A business accelerator programme combines a small seed investment for a start-up with mentorship. It has a set time in which a certain goal needs to be achieved, usually somewhere between one to four months. Competition to get accepted into such a programme is quite high.

If you are lucky enough to join such a programme, you can count on resources such as IT equipment and Wi-Fi that would otherwise not have been available to you.


Incubators are focused on creating an environment where entrepreneurs can generate ideas. They are often run by government divisions or universities.

Not all incubators can provide you with funding or structured mentorship, so you need to be aware of what a particular programme can provide you with.

Types of Business Funding through Loans

Loans are usually available through traditional financial institutions. However other specialised funds provide financial assistance to businesses that meet a particular criteria. The Green Energy Efficiency Fund (GEEF) is an excellent example. It offers loans from between R 1 million to R 50 million to businesses that want to invest in energy efficiency and renewable technologies that make them more sustainable.

Beyond funds such as these, here are some loan options an entrepreneur can consider:

Working Capital Loans

Working capital loans can be a good option for multiple business uses. From funding operational costs to investing in business expansion, this short-term loan covers day-to-day expenses.
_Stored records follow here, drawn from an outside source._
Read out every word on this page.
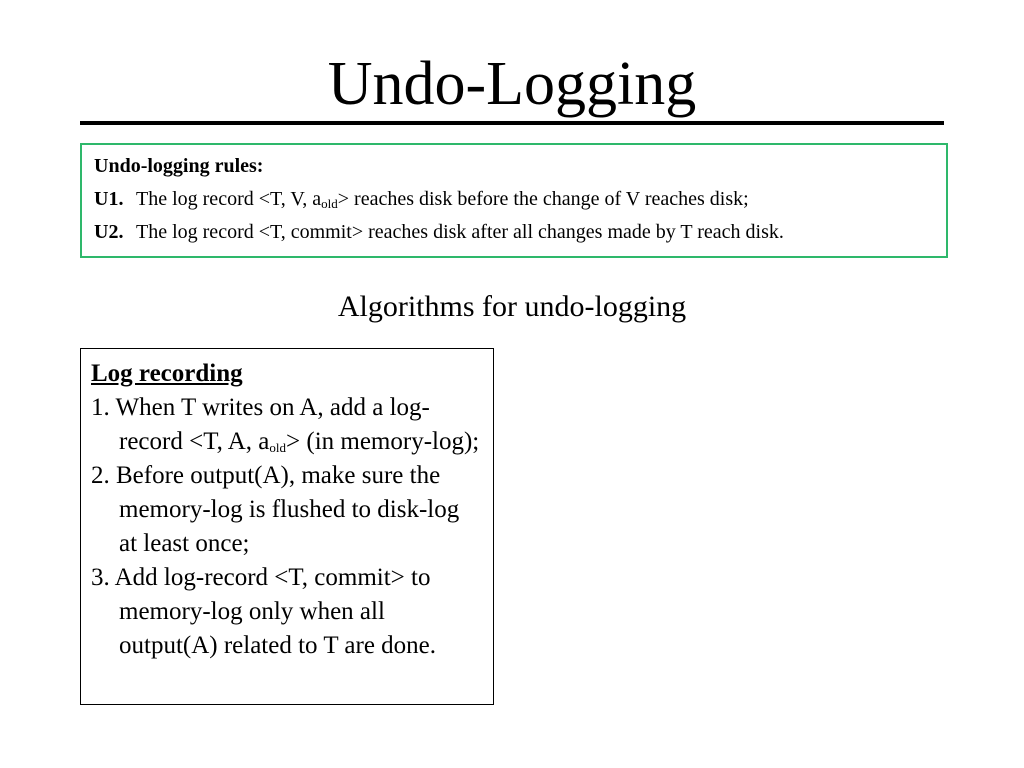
Undo-Logging
Undo-logging rules:
U1. The log record <T, V, $a_{old}>$ reaches disk before the change of V reaches disk;
U2. The log record <T, commit> reaches disk after all changes made by T reach disk.
Algorithms for undo-logging
Log recording
1. When T writes on A, add a log-record <T, A, $a_{old}> (in$ memory-log);
2. Before output(A), make sure the memory-log is flushed to disk-log at least once;
3. Add log-record <T, commit> to memory-log only when all output(A) related to T are done.
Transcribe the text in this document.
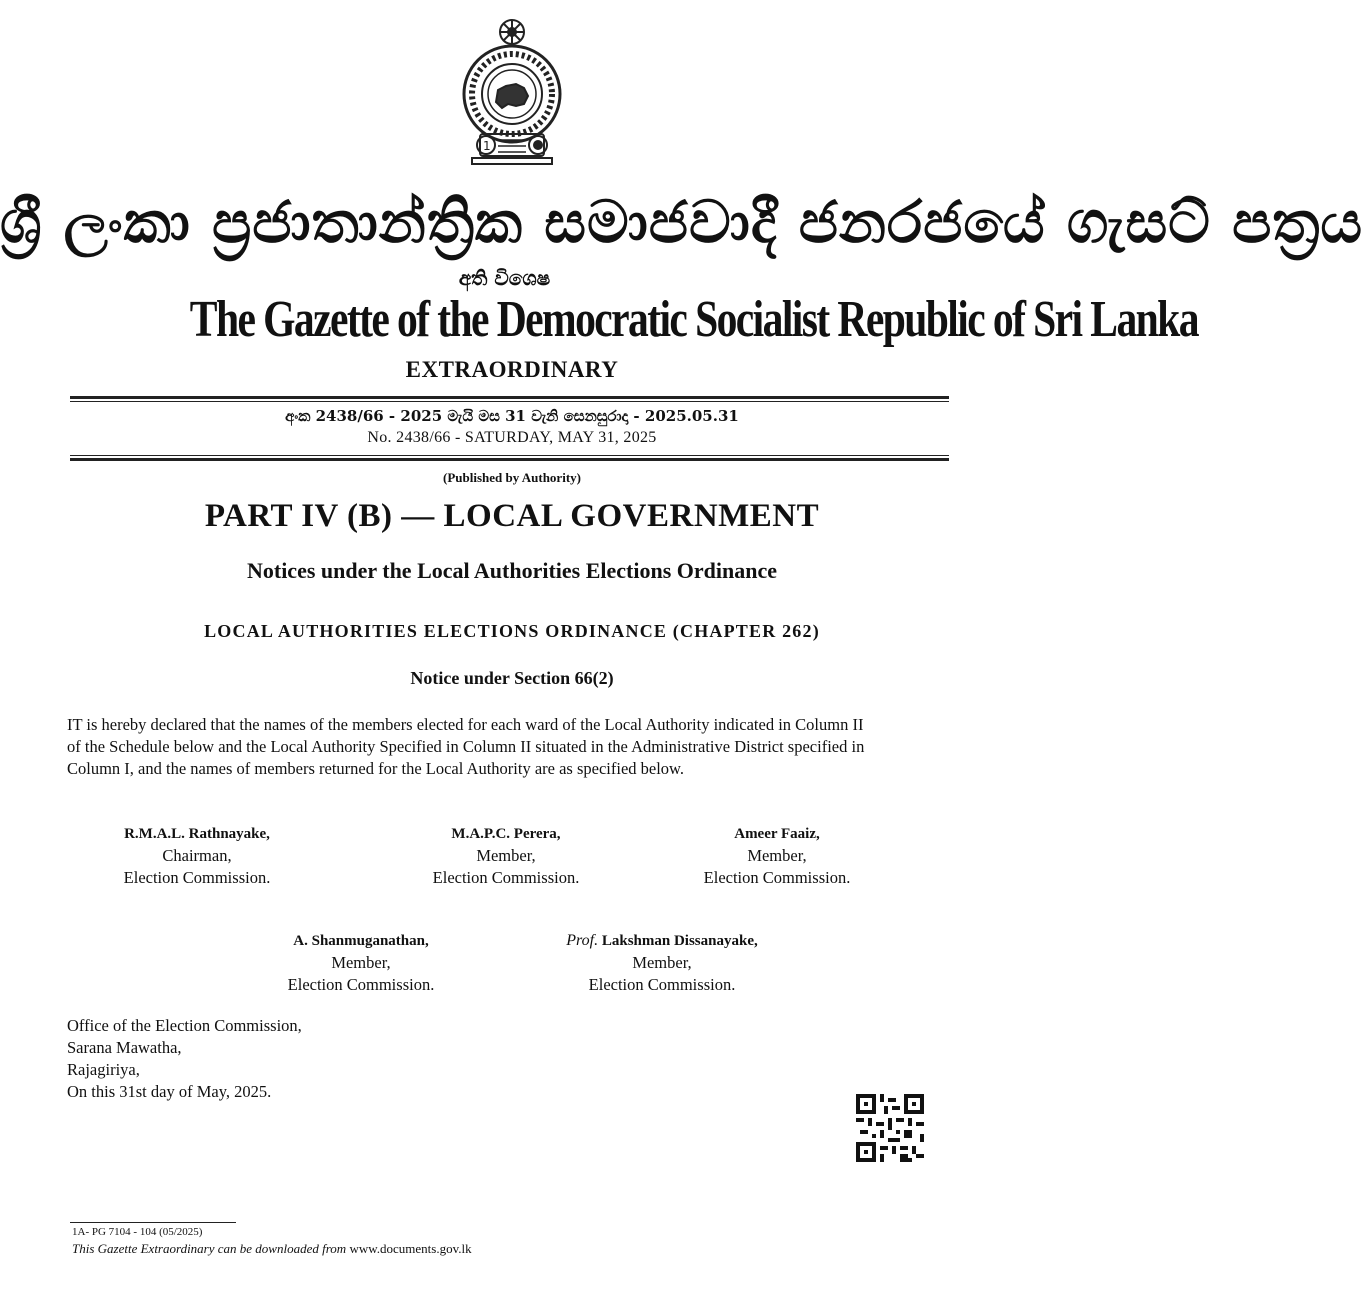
1
ශ්‍රී ලංකා ප්‍රජාතාන්ත්‍රික සමාජවාදී ජනරජයේ ගැසට් පත්‍රය
අති විශෙෂ
The Gazette of the Democratic Socialist Republic of Sri Lanka
EXTRAORDINARY
අංක 2438/66 - 2025 මැයි මස 31 වැනි සෙනසුරාදා - 2025.05.31
No. 2438/66 - SATURDAY, MAY 31, 2025
(Published by Authority)
PART IV (B) — LOCAL GOVERNMENT
Notices under the Local Authorities Elections Ordinance
LOCAL AUTHORITIES ELECTIONS ORDINANCE (CHAPTER 262)
Notice under Section 66(2)
IT is hereby declared that the names of the members elected for each ward of the Local Authority indicated in Column II
of the Schedule below and the Local Authority Specified in Column II situated in the Administrative District specified in
Column I, and the names of members returned for the Local Authority are as specified below.
R.M.A.L. Rathnayake,
Chairman,
Election Commission.
M.A.P.C. Perera,
Member,
Election Commission.
Ameer Faaiz,
Member,
Election Commission.
A. Shanmuganathan,
Member,
Election Commission.
Prof. Lakshman Dissanayake,
Member,
Election Commission.
Office of the Election Commission,
Sarana Mawatha,
Rajagiriya,
On this 31st day of May, 2025.
1A- PG 7104 - 104 (05/2025)
This Gazette Extraordinary can be downloaded from www.documents.gov.lk
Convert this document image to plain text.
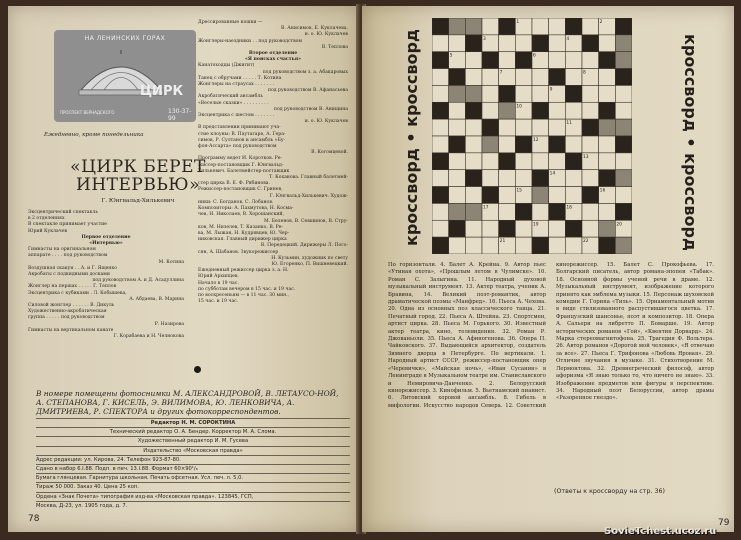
НА ЛЕНИНСКИХ ГОРАХ
ЦИРК
ПРОСПЕКТ ВЕРНАДСКОГО	130-37-99
Ежедневно, кроме понедельника
«ЦИРК БЕРЕТ ИНТЕРВЬЮ»
Г. Юнгвальд-Хилькевич
Эксцентрический спектакль
в 2 отделениях
В спектакле принимает участие
Юрий Куклачев
Первое отделение
«Интервью»
Гимнасты на оригинальном
аппарате . . . . под руководством
М. Котина
Воздушная скакун . . А. и Г. Ященко
Акробаты с подкидными досками
под руководством А. и Д. Асадуллина
Жонглер на першах . . . . . Г. Теплов
Эксцентрика с кубиками . Л. Кобышева,
А. Абдаева, В. Марина
Силовой жонглер . . . . . . В. Дикуль
Художественно-акробатическая
группа . . . . . под руководством
Р. Назирова
Гимнасты на вертикальном канате
Г. Корабаева и Н. Челнокова
Дрессированные кошки —
В. Анисимов, Е. Куклачева,
и. о. Ю. Куклачев
Жонглеры-наездники . . под руководством
В. Теплова
Второе отделение
«Я поисках счастья»
Канатоходцы (Джигит)
под руководством з. а. Абакаровых
Танец с обручами . . . . . Т. Котина
Жонглеры на страусах . . . . . . .
под руководством В. Афанасьева
Акробатический ансамбль
«Веселые сказки» . . . . . . . . .
под руководством В. Анищина
Эксцентрика с шестом . . . . . . .
и. о. Ю. Куклачев
В представлении принимают уча-
стие клоуны: В. Паутагаре, А. Гера-
симов, Р. Султанов и ансамбль «Бу-
фон-Ассарта» под руководством
В. Когомцевой.
Программу ведет И. Коротков. Ре-
жиссер-постановщик Г. Юнгвальд-
Хилькевич. Балетмейстер-поставщик
Т. Коханова. Главный балетмей-
стер цирка В. Е. Ф. Рябинова.
Режиссер-постановщик С. Гринев,
Г. Юнгвальд-Хилькевич. Худож-
ники: С. Богданов, С. Лобанов.
Композиторы: А. Пахмутова, Н. Косма-
чев, Н. Николаев, В. Хорошанский,
М. Беленов, В. Севшинов, В. Стру-
ков, М. Низелев, Т. Казанко, В. Ре-
ва, М. Лыжан, Н. Кудрявцев, Ю. Чер-
никовская. Главный дирижер цирка
В. Передецкий. Дирижеры Л. Пого-
сян, А. Шабанов. Звукорежиссер
Н. Кузьмин, художник по свету
Ю. Егоренко, П. Вишневецкий.
Ежедневный режиссер цирка з. а. Н.
Юрий Архипцев.
Начало в 19 час.
по субботам вечером в 15 час. и 19 час.
по воскресеньям — в 11 час. 30 мин.,
15 час. и 19 час.
В номере помещены фотоснимки М. АЛЕКСАНДРОВОЙ, В. ЛЕТАУСО-НОЙ, А. СТЕПАНОВА, Г. КИСЕЛЬ, Э. ВИЛИМОВА, Ю. ЛЕНКОВИЧА, А. ДМИТРИЕВА, Р. СПЕКТОРА и других фотокорреспондентов.
Редактор Н. М. СОРОКТИНА
Технический редактор О. А. Бендер. Корректор М. А. Слома.
Художественный редактор И. М. Гусева
Издательство «Московская правда»
Адрес редакции: ул. Кирова, 24. Телефон 923-87-80.
Сдано в набор 6.I.88. Подп. в печ. 13.I.88. Формат 60×90¹/₈
Бумага глянцевая. Гарнитура школьная. Печать офсетная. Усл. печ. л. 5,0.
Тираж 50 000. Заказ 40. Цена 25 коп.
Ордена «Знак Почета» типография изд-ва «Московская правда». 123845, ГСП,
Москва, Д-23, ул. 1905 года, д. 7.
78
кроссворд • кроссворд	кроссворд • кроссворд
1	2
3	4
5	6
7	8
9
10
11
12
13
14
15	16
17	18
19	20
21	22
По горизонтали. 4. Балет А. Крейна. 9. Автор пьес «Утиная охота», «Прошлым летом в Чулимске». 10. Роман С. Залыгина. 11. Народный духовой музыкальный инструмент. 13. Актер театра, ученик А. Бравина, 14. Великий поэт-романтик, автор драматической поэмы «Манфред». 16. Пьеса А. Чехова. 20. Одна из основных поз классического танца. 21. Печатный город. 22. Пьеса А. Штейна. 23. Спортсмен, артист цирка. 28. Пьеса М. Горького. 30. Известный актер театра, кино, телевидения. 32. Роман Р. Джованьоли. 35. Пьеса А. Афиногенова. 36. Опера П. Чайковского. 37. Выдающийся архитектор, создатель Зимнего дворца в Петербурге. По вертикали. 1. Народный артист СССР, режиссер-постановщик опер «Черевички», «Майская ночь», «Иван Сусанин» в Ленинграде в Музыкальном театре им. Станиславского и Немировича-Данченко. 2. Белорусский кинорежиссер. 3. Кинофильм. 5. Вьетнамский пианист. 6. Литовский хоровой ансамбль. 8. Гибель в мифологии. Искусство народов Севера. 12. Советский кинорежиссер. 15. Балет С. Прокофьева. 17. Болгарский писатель, автор романа-эпопеи «Табак». 18. Основной формы ученой речи в драме. 12. Музыкальный инструмент, изображение которого принято как эмблема музыки. 15. Персонаж шуховской комедии Г. Горина «Тиль». 15. Орнаментальный мотив в виде стилизованного распустившегося цветка. 17. Французский шансонье, поэт и композитор. 18. Опера А. Сальери на либретто П. Бомарше. 19. Автор исторических романов «Гой», «Квентин Дорвард». 24. Марка стереомагнитофона. 25. Трагедия Ф. Вольтера. 26. Автор романов «Дорогой мой человек», «Я отвечаю за все». 27. Пьеса Г. Трифонова «Любовь Яровая». 29. Отличие звучания в музыке. 31. Стихотворение М. Лермонтова. 32. Древнегреческий философ, автор афоризма «Я знаю только то, что ничего не знаю». 33. Изображение предметов или фигуры в перспективе. 34. Народный поэт Белоруссии, автор драмы «Разоренное гнездо».
(Ответы к кроссворду на стр. 36)
79
SovieTchest.ucoz.ru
Although access is easy, interest rates are usually extremely high. You can find a list of working capital loans to investigate, here.

Unsecured Loans

For entrepreneurs who don’t have collateral, this can be a practical option. Anyone who also chooses not to risk assets can benefit from this option. These loans can be utilised for business expansions, cash flow management, or investment opportunities.

Bridging Finance

Bridging finance, as the name suggests, is a type of business funding that bridges the gaps in a business’s cash flow. This short-term loan is flexible, secure and quickly approved. Yet, the high interest rate and short repayment timelines make it difficult for some businesses to use.

Purchase Order Funding

Purchase order funding is specifically designed to assist businesses with funding between when a large order is placed and when it is fulfilled. This gives the business the opportunity to purchase any raw materials or pay for any inputs that they require to produce the large order for the customer.

Another benefit of this type of business funding is that it gives the business more buying power, so they can buy more at better prices in a short time.

Types of Business Funding from the Government

The South African government provides funding to small to medium enterprises through a variety of programmes and institutions. Some of these include the National Empowerment Fund (NEF), the Small Enterprise Development Agency (SEDA), and the Small Enterprise Finance Agency (SEFA).

The types of business funding that the government provides can be divided into grants, incentives and equity funds.


This type of funding is awarded to entrepreneurs to develop their businesses. It is allotted in a percentage. Depending on the details of the grant, it can be a 100% grant which means that no repayment in necessary, or that the other remaining percentage is repaid by the recipient. For example, a 70% grant means the recipient needs to pay 30%.


Funding through incentives encourages the recipient to achieve a goal such as making a set amount of profit. Incentives from the government can then be used after the fact and include tax advantages as well as preferential access to infrastructure.

Equity Funds

With equity funding, the government provides funds as if it was investing in your business. The implication is that you have to provide them with a shareholding percentage of the business.

Whether you are looking to fund your start-up or help your business grow, obtaining finances will always be a key element. By knowing what options you have at your disposal, and understanding your business needs, you can make the decision that is the perfect fit for your SME.